Teaching God

Yesterday was my fortieth birthday. And while it has me reflecting on many things, one that keeps sticking with me is something that came up while I was in a recent class about how we connect to God. Especially on the day of one’s birth, thoughts of your mother are bound to surface, so here is mine…

When I was little, my mother used to give me a bath every night. Afterward, she would wrap me up in a towel and sing this little song: I love my baby, oh yes I do. I really love here, oh yes I do. I love her. I do. Janie McElwee, I love you. Every night. It is something I sing to the Little Giants now and they can sing of their own accord, they know it so well.

Many years later, while traveling between pastoral visits, I was talking to my mom on the phone, as we often did since we lived so far apart (in this case, Missouri and South Carolina). And the practice of singing that song came up somehow in our conversation. That day she told me that she wanted to make sure, from the very beginning, that I knew I was loved more than I could possibly imagine. Without limits. Without strings. Without conditions.

Pure love and grace.

That day I realized that my mother had perfectly reflected to me who God is throughout my childhood in that song. Even if not everything else was practically perfect in every way, her intention and the love I felt in her arms every night got the message through. And it has remained at the heart of who I understand God to be even now.

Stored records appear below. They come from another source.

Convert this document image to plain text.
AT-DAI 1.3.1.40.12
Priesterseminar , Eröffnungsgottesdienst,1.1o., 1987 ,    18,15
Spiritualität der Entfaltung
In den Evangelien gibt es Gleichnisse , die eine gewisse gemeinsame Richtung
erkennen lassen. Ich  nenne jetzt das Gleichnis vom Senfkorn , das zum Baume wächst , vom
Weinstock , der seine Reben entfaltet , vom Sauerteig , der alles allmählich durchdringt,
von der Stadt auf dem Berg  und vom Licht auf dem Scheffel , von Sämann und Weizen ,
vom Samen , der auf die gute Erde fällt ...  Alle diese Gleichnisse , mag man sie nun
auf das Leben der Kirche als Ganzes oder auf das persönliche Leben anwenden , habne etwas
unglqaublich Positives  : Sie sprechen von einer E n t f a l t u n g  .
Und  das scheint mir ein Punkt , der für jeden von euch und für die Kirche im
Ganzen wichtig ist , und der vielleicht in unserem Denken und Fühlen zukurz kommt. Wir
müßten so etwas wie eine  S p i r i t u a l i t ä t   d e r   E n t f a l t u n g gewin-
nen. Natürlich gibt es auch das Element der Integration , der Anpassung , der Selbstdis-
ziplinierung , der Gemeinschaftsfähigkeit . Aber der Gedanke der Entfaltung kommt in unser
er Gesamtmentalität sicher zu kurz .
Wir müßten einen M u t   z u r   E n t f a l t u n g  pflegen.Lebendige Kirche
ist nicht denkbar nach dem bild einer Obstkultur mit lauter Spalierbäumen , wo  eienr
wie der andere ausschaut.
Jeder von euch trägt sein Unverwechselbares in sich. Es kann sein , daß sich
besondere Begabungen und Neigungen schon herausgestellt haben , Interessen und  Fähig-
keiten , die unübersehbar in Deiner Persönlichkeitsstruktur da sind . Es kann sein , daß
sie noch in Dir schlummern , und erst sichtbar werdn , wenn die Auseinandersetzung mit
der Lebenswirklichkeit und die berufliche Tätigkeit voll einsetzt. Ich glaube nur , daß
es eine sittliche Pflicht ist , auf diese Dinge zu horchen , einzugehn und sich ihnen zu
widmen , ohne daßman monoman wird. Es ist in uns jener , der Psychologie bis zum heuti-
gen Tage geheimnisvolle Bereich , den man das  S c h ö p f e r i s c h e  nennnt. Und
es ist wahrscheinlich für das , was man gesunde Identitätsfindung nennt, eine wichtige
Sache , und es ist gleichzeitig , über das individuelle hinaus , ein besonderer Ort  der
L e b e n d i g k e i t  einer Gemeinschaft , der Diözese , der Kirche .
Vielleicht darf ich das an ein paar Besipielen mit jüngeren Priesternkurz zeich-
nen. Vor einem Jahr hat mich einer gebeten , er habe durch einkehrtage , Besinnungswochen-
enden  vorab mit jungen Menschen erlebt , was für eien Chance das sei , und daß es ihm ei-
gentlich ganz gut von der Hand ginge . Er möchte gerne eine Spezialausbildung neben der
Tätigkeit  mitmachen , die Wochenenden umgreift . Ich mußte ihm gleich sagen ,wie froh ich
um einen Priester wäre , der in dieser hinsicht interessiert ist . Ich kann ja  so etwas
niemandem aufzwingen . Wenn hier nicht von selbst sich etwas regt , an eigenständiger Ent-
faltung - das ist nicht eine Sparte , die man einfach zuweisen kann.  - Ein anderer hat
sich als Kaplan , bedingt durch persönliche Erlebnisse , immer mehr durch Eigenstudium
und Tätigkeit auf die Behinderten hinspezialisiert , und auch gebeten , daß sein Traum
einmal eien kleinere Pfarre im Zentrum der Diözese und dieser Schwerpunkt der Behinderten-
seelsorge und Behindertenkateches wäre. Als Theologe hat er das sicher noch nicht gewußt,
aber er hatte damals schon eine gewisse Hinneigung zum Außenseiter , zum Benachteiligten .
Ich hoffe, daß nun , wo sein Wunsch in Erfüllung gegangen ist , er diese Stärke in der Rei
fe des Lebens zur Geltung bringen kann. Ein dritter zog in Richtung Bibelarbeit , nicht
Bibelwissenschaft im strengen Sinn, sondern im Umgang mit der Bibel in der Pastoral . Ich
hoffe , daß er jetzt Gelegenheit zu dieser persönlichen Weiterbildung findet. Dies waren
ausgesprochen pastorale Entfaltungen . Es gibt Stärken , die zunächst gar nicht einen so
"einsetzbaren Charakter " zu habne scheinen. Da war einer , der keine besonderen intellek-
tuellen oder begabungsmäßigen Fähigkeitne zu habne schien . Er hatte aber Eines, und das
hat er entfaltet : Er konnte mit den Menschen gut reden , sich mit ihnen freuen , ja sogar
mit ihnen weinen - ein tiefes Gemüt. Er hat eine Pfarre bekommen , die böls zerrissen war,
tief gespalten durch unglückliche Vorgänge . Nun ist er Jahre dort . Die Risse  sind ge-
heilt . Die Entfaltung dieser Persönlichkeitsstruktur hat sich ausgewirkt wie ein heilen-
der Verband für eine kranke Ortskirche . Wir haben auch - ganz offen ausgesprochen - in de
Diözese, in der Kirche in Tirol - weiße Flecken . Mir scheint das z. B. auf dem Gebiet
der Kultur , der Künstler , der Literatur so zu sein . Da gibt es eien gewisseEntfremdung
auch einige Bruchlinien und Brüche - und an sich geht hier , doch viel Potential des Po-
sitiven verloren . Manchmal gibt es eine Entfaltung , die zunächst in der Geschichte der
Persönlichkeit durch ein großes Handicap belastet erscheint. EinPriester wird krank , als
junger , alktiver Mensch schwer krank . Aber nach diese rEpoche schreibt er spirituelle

Somewhere along the way, I picked up a bit of Greek to explain what I mean. Thanks to renowned gospel of John scholar, Gail O’Day, I learned that when the beloved disciple was “reclining at Jesus’s chest” during the Last Supper, the verbiage used is the exact same wording that is used at the very beginning of the gospel of John when the author describes the eternal Word being “with God.” And the image the Greek really implies is that of a child draped across their parent’s chest, perfectly at rest, safe, fully loved and secure in whose and who they are.

Because we are meant for that kind of love – a love that has no bounds and puts no conditions upon us. A love that welcomes us as we are and joyfully walks with us, loving us into who we are becoming. That is what God does. That is what we are meant to do for one another – our children, but also our neighbors.